WASHINGTON — House and Senate negotiators crafted compromise trade legislation Thursday, ending an impasse between two key committee chairmen and reconciling differences in their separate bills.
They planned to put the legislation to a vote despite strong opposition from textile-state lawmakers on trade preferences for Haiti and bipartisan concerns over granting Vietnam elevated trade status.
The House was set to vote on the omnibus bill Thursday night. The measure would provide more certainty to importers making apparel in sub-Saharan Africa, the Andean region, Vietnam and Haiti. Critics, however, said it would threaten to displace millions of dollars in U.S. fabric and yarn exports.
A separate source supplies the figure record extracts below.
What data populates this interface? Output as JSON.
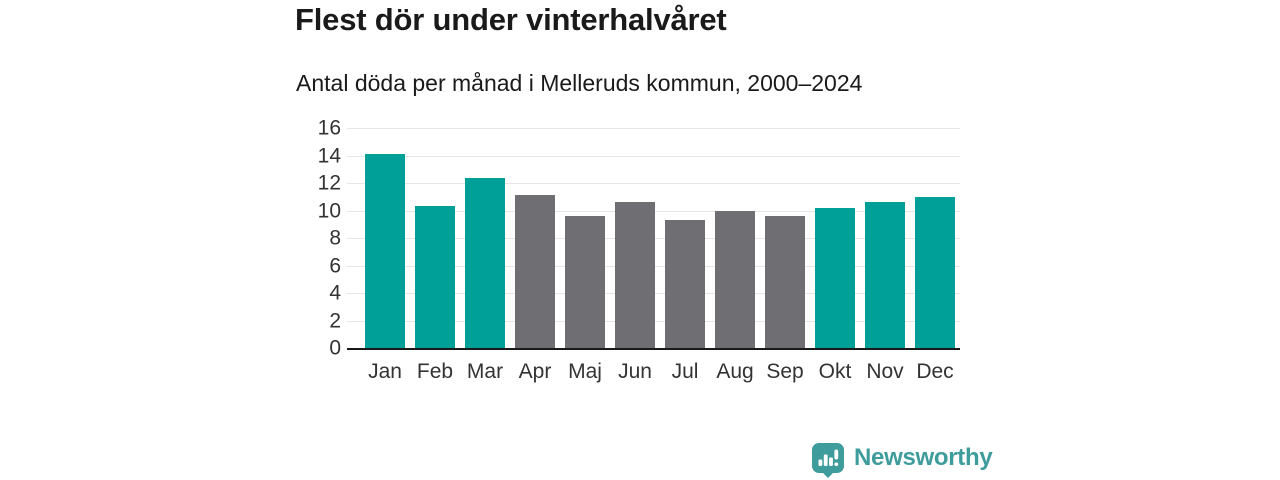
{
  "header": {
    "title": "Flest dör under vinterhalvåret",
    "subtitle": "Antal döda per månad i Melleruds kommun, 2000–2024"
  },
  "chart_data": {
    "type": "bar",
    "title": "Flest dör under vinterhalvåret",
    "subtitle": "Antal döda per månad i Melleruds kommun, 2000–2024",
    "categories": [
      "Jan",
      "Feb",
      "Mar",
      "Apr",
      "Maj",
      "Jun",
      "Jul",
      "Aug",
      "Sep",
      "Okt",
      "Nov",
      "Dec"
    ],
    "values": [
      14.1,
      10.3,
      12.4,
      11.1,
      9.6,
      10.6,
      9.3,
      10.0,
      9.6,
      10.2,
      10.6,
      11.0
    ],
    "xlabel": "",
    "ylabel": "",
    "ylim": [
      0,
      16
    ],
    "yticks": [
      0,
      2,
      4,
      6,
      8,
      10,
      12,
      14,
      16
    ],
    "grid": true,
    "legend": "none",
    "highlight_months": [
      "Jan",
      "Feb",
      "Mar",
      "Okt",
      "Nov",
      "Dec"
    ],
    "colors": {
      "highlight": "#00a099",
      "default": "#6e6e73",
      "gridline": "#e6e6e6",
      "axis": "#1a1a1a",
      "tick_text": "#333333"
    }
  },
  "footer": {
    "brand": "Newsworthy",
    "logo_color": "#3f9c9c",
    "logo_icon": "bar-chart-speech-bubble-icon"
  }
}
The compromise would grant permanent normal trade relations to Vietnam. It also would extend benefits for expiring trade preference programs for the sub-Saharan African countries, the Andean countries of Peru, Colombia, Ecuador and Bolivia, and the generalized system of preferences program. In addition, the legislation would create new and expanded benefits and rules of origin for apparel production in Haiti and suspend and reduce duty on hundreds of imported products that were covered in a miscellaneous tariff bill.
“This is a strong bipartisan compromise package that meets our trade needs and worldwide humanitarian and economic obligations,” Rep. Bill Thomas (R., Calif.), chairman of the House Ways and Means Committee, said in a statement. “It extends a number of important expiring trade incentives for developing countries.’’
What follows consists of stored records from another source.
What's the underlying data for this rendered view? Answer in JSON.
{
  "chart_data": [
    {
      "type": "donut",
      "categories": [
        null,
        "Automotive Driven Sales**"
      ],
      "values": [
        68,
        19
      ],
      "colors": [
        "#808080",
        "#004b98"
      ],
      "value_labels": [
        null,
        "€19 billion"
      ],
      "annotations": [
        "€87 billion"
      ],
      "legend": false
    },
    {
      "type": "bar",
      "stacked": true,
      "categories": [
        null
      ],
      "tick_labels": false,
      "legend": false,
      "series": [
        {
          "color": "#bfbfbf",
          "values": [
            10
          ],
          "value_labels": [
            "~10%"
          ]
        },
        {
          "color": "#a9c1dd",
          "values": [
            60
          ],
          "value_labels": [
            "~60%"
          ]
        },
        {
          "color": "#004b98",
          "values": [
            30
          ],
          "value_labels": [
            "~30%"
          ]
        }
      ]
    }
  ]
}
If the bill clears the House, it would go to the Senate, where hurdles remain because of opposition to trade provisions for Vietnam and Haiti.
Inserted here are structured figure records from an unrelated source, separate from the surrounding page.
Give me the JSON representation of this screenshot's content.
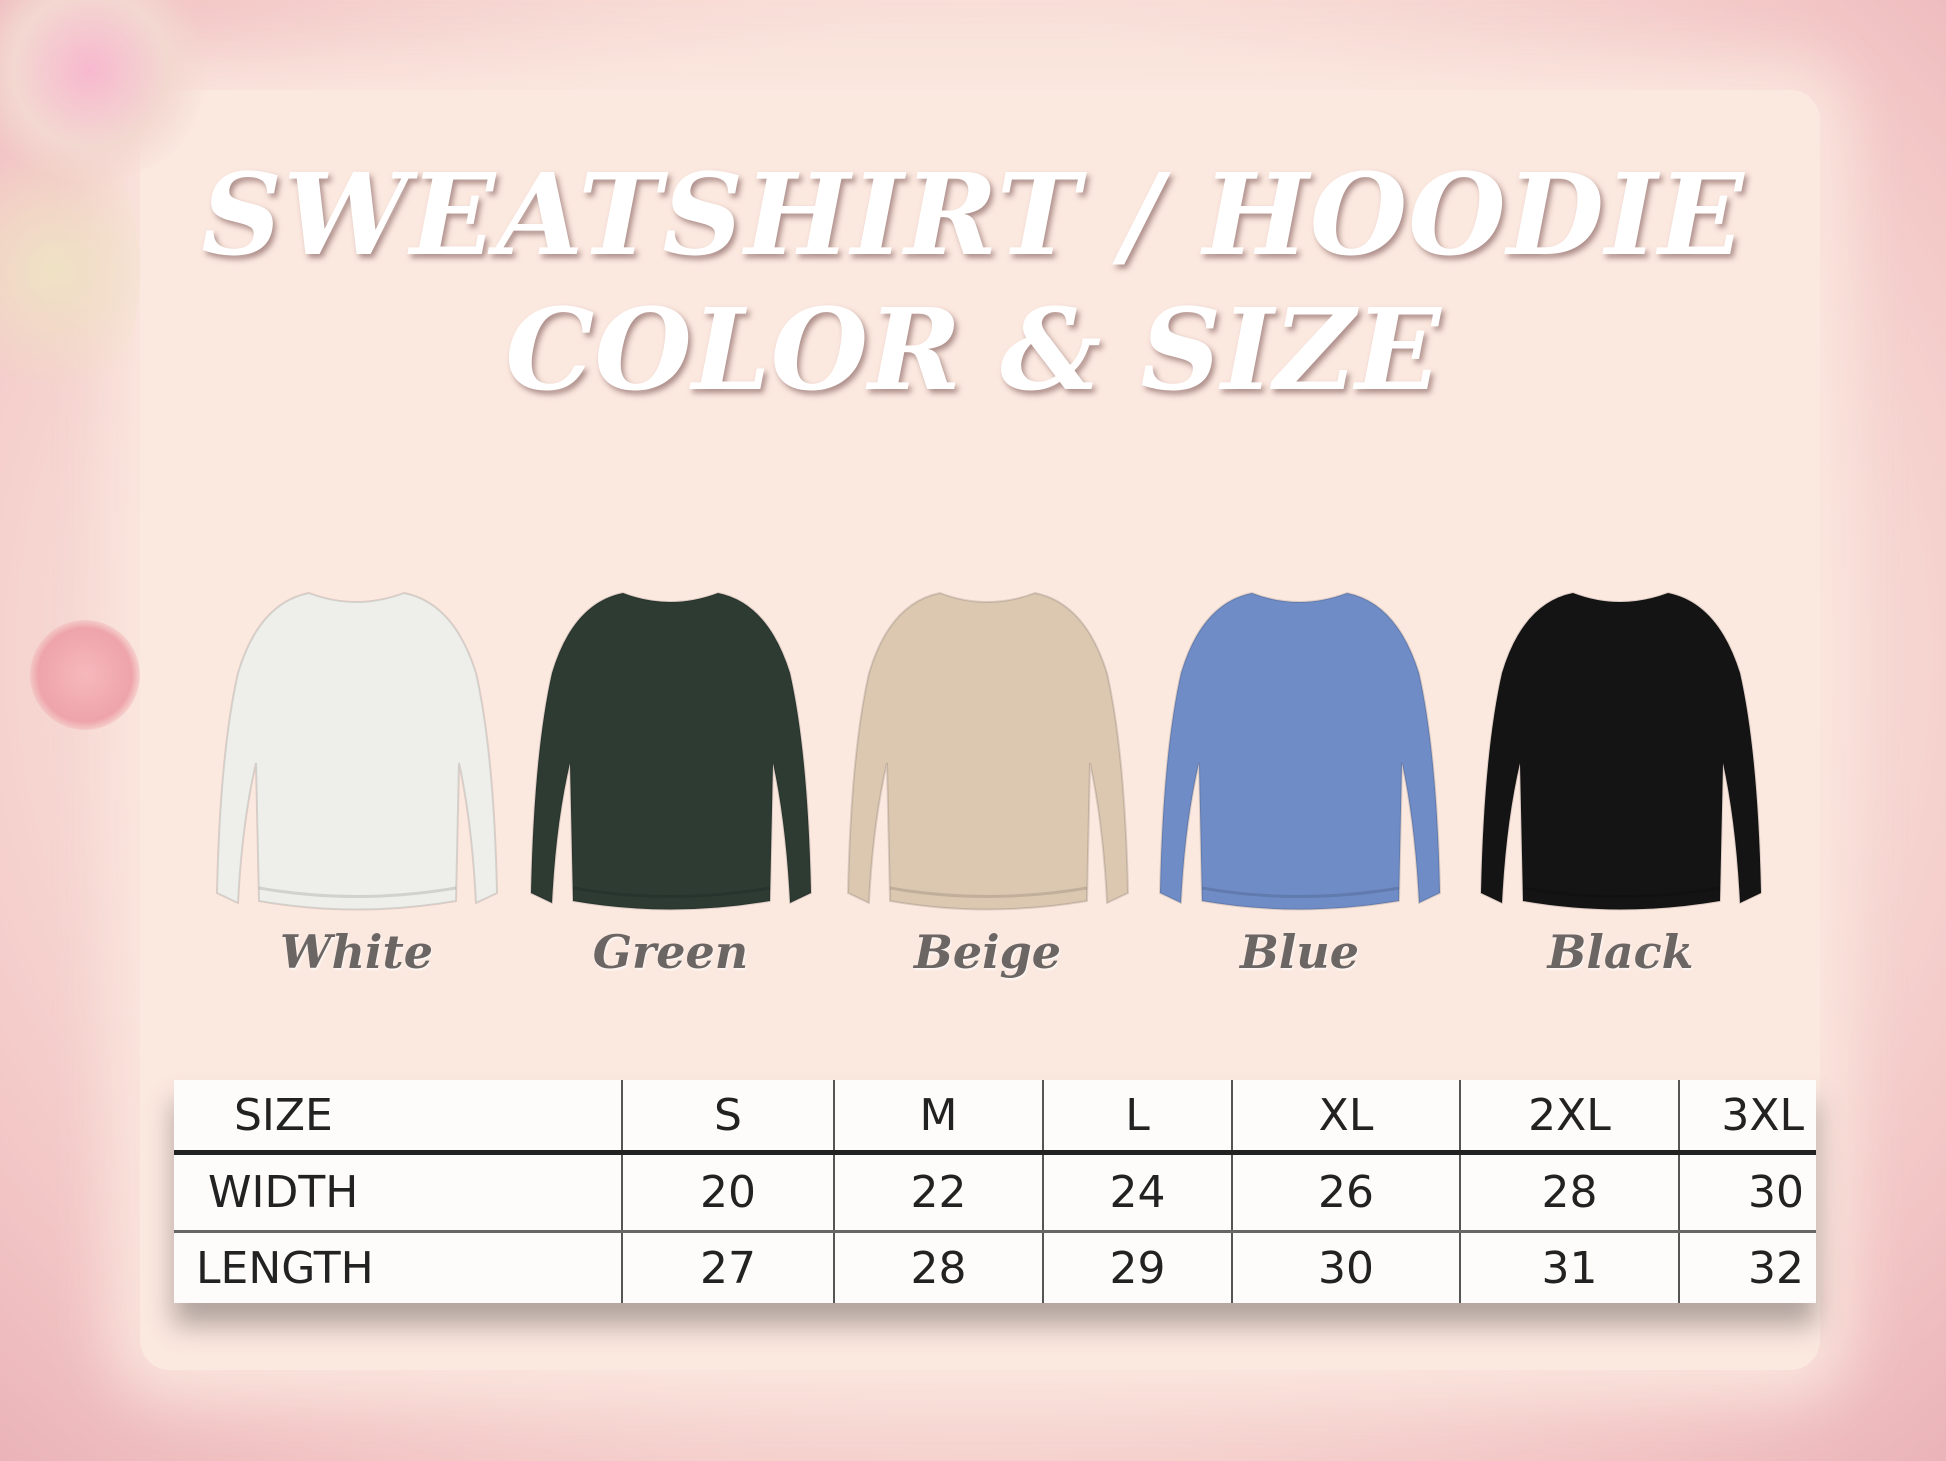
{
  "title": {
    "line1": "SWEATSHIRT / HOODIE",
    "line2": "COLOR & SIZE"
  },
  "colors": [
    {
      "label": "White",
      "hex": "#eeeeea"
    },
    {
      "label": "Green",
      "hex": "#2d3b33"
    },
    {
      "label": "Beige",
      "hex": "#dcc8b1"
    },
    {
      "label": "Blue",
      "hex": "#6f8cc6"
    },
    {
      "label": "Black",
      "hex": "#141414"
    }
  ],
  "size_table": {
    "header": [
      "SIZE",
      "S",
      "M",
      "L",
      "XL",
      "2XL",
      "3XL"
    ],
    "rows": [
      [
        "WIDTH",
        "20",
        "22",
        "24",
        "26",
        "28",
        "30"
      ],
      [
        "LENGTH",
        "27",
        "28",
        "29",
        "30",
        "31",
        "32"
      ]
    ]
  }
}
Sen. Elizabeth Dole (R., N.C.) disagreed with provisions that would expand duty free benefits to apparel imports from Haiti. Sen. Lindsey Graham (R., S.C.) has stated objections to the Haiti provisions, textile industry sources said.
Sens. Dianne Feinstein (D., Calif.) and Gordon Smith (R., Ore.) have made their votes on the provisions for Vietnam contingent on clarifications of a commitment the Bush administration made to Dole and Graham to monitor Vietnamese imports and possibly undertake antidumping cases.
Senate Majority Leader Bill Frist (R., Tenn.) could try to overcome possible holds on the trade bill by filing a motion for cloture, which would end debate if the motion were supported by at least 60 members. The Senate could vote on the bill this week.